Conclusioni dell avvocato generale
1 Nel caso di specie il Finanzgericht di Düsseldorf, Repubblica federale di Germania, ha sottoposto alla Corte alcune questioni pregiudiziali concernenti l'interpretazione del regolamento (CEE) del Consiglio 12 ottobre 1992, n. 2913, che istituisce un codice doganale comunitario (1) (in prosieguo: il «codice doganale»), e del regolamento (CEE) della Commissione 2 luglio 1993, n. 2454, che fissa talune disposizioni d'applicazione del codice doganale (2) (in prosieguo: il «regolamento d'attuazione»).
Le norme comunitarie pertinenti
2 Nel codice doganale sono contenute le seguenti disposizioni con rilievo per il caso in esame:
«II. Procedure semplificate
Articolo 76
1. Per semplificare, per quanto possibile, nel rispetto della regolarità delle operazioni, l'espletamento delle formalità e delle procedure, l'autorità doganale consente, alle condizioni da stabilirsi con la procedura del comitato:
a) che nella dichiarazione di cui all'articolo 62 non figurino talune indicazioni di cui al paragrafo 1 del predetto articolo o che alla dichiarazione non siano allegati alcuni dei documenti di cui al paragrafo 2 del medesimo articolo;
b) che in luogo e vece della dichiarazione di cui all'articolo 62 venga presentato un documento commerciale o amministrativo accompagnato da una domanda di vincolo delle merci al regime considerato;
c) che la dichiarazione delle merci al regime considerato avvenga con l'iscrizione delle merci nelle scritture contabili; in tal caso, l'autorità può dispensare il dichiarante dal presentare le merci in dogana.
(...)
4. Procedure semplificate particolari per il regime di transito comunitario sono stabilite secondo la procedura del comitato.
Articolo 249
1. Le disposizioni necessarie per l'applicazione del presente codice (...) ad eccezione del (...) sono adottate secondo la procedura definita ai paragrafi 2 e 3 (...)
(...)».
3 Nel regolamento d'attuazione sono contenute le seguenti disposizioni con rilievo per il caso in esame:
«Formalità nell'ufficio di partenza
Articolo 398
L'autorità doganale di ciascuno Stato membro può autorizzare qualsiasi persona in possesso dei requisiti di cui all'articolo 399 e che intenda eseguire operazioni di transito comunitario, denominata in prosieguo «speditore autorizzato», a non presentare all'ufficio di partenza le merci e la relativa dichiarazione di transito comunitario» (3).
La causa pendente dinanzi al giudice a quo e le questioni pregiudiziali
4 La Göritz Intransco International GmbH (in prosieguo: la «Göritz») esercita un'impresa di spedizione nell'aeroporto di Düsseldorf, il quale dipende dallo Hauptzollamt Düsseldorf, Zollamt Flughafen (ufficio di partenza (4)).
5 Il 4 aprile 1995 la Göritz richiese presso lo Hauptzollamt Düsseldorf l'autorizzazione quale «speditore autorizzato» per la rispedizione in regime di transito comunitario delle spedizioni aeree in arrivo.
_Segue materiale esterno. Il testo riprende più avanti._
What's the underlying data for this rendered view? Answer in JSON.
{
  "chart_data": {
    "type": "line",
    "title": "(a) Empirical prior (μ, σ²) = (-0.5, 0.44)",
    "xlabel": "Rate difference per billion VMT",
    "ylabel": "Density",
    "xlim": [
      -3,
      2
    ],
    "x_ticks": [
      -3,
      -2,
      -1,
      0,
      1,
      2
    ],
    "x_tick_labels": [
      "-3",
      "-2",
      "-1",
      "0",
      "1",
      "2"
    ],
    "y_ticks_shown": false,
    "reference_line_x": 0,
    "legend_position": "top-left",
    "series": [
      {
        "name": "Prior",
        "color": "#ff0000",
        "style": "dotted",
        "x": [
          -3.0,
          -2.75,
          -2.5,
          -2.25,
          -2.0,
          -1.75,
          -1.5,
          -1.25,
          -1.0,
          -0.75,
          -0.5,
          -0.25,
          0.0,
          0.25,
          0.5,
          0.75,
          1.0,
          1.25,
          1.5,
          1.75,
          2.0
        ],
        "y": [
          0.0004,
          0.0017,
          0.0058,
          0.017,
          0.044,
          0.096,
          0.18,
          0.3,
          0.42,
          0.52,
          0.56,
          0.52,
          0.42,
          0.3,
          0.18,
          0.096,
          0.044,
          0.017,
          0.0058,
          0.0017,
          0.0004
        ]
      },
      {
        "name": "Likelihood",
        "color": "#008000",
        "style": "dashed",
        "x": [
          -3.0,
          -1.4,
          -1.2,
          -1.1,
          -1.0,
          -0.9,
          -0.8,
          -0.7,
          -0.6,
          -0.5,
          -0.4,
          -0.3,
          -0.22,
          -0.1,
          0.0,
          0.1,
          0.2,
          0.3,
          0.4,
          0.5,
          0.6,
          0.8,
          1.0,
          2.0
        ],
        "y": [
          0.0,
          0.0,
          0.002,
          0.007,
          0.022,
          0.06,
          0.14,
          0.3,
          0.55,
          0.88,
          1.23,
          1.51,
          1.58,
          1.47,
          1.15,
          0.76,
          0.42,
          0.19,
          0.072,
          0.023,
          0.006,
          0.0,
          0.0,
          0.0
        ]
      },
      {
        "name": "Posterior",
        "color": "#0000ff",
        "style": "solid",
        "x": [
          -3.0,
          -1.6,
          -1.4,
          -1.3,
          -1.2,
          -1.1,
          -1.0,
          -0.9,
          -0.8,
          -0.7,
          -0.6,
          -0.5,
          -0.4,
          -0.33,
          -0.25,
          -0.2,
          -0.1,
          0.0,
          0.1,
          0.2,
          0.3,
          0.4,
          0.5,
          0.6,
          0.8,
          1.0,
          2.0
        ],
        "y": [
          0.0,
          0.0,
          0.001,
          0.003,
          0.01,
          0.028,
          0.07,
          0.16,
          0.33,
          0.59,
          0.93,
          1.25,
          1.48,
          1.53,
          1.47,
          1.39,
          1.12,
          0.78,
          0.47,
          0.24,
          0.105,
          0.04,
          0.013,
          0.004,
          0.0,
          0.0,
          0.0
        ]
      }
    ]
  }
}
Una tale autorizzazione avrebbe dato alla Göritz la possibilità di utilizzare delle dichiarazioni di transito comunitario preventivamente stampigliate dall'ufficio di partenza e l'avrebbe dispensata dal dover attendere il trattamento delle dichiarazioni di transito da parte dell'ufficio di partenza durante il normale orario di lavoro.
6 Con provvedimento 23 giugno 1995 lo Hauptzollamt Düsseldorf respinse la richiesta. La Göritz propose opposizione all'Oberfinanzdirektion Düsseldorf che, con provvedimento 12 dicembre 1995, respinse l'opposizione con la motivazione che non esisteva alcun fondamento giuridico per l'autorizzazione richiesta, non essendo possibile dislocare il luogo di presentazione delle merci, come prescritto dall'art. 398 del regolamento d'attuazione, quando queste già si trovano nell'ufficio di partenza.
7 La Göritz ha quindi impugnato il provvedimento di rigetto dinanzi al Finanzgericht di Düsseldorf, il quale, con ordinanza 14 agosto 1996, ha sospeso il giudizio e sottoposto alla Corte le seguenti questioni:
«1) Se il combinato disposto dell'art. 76, n. 1, del (codice doganale) e degli artt. 398 e seguenti del (regolamento d'attuazione) configuri il presupposto giuridico dell'autorizzazione quale "speditore autorizzato" o se tale autorizzazione sia esclusivamente disciplinata ai sensi dell'art. 76, n. 4, del (regolamento d'attuazione) dagli artt. 398 e seguenti.
2) Se l'art. 398 del (regolamento d'attuazione) escluda l'autorizzazione quale "speditore autorizzato" qualora, a seguito di una presentazione in dogana già eseguita, l'esonero dall'obbligo di presentazione, previsto in tale norma, non sia più possibile».
Parere
8 Con la prima questione il giudice a quo chiede di chiarire se il presupposto del conferimento dell'autorizzazione quale «speditore autorizzato» per la rispedizione in regime di transito comunitario vada ravvisato nell'art. 76, n. 1, del codice doganale in combinato disposto con l'art. 398 del regolamento d'attuazione, o se il fondamento giuridico sia costituito esclusivamente da quest'ultima disposizione.
9 La Commissione e lo Hauptzollamt Düsseldorf hanno dichiarato che l'art. 76, n. 1, del codice doganale non può servire da base giuridica. Trattasi di una semplificazione particolare per le rispedizioni in regime di transito comunitario disciplinata dall'art. 398 del regolamento d'attuazione, conformemente a quanto previsto dal combinato disposto degli artt. 249 e 76, n. 1, del codice doganale.
10 Va rilevato che, come osservato dalla Commissione e dallo Hauptzollamt Düsseldorf, dall'art. 76, n. 4, del codice doganale discende che le procedure semplificate particolari per il regime di transito comunitario sono stabilite in base alla procedura del comitato, vale a dire la procedura definita dall'art. 249 del codice doganale. L'art. 398 del regolamento d'attuazione contempla semplificazioni particolari concernenti la procedura per le rispedizioni in regime di transito comunitario ed è pertanto stato adottato in virtù del combinato disposto degli artt. 249 e 76, n. 4, del codice doganale.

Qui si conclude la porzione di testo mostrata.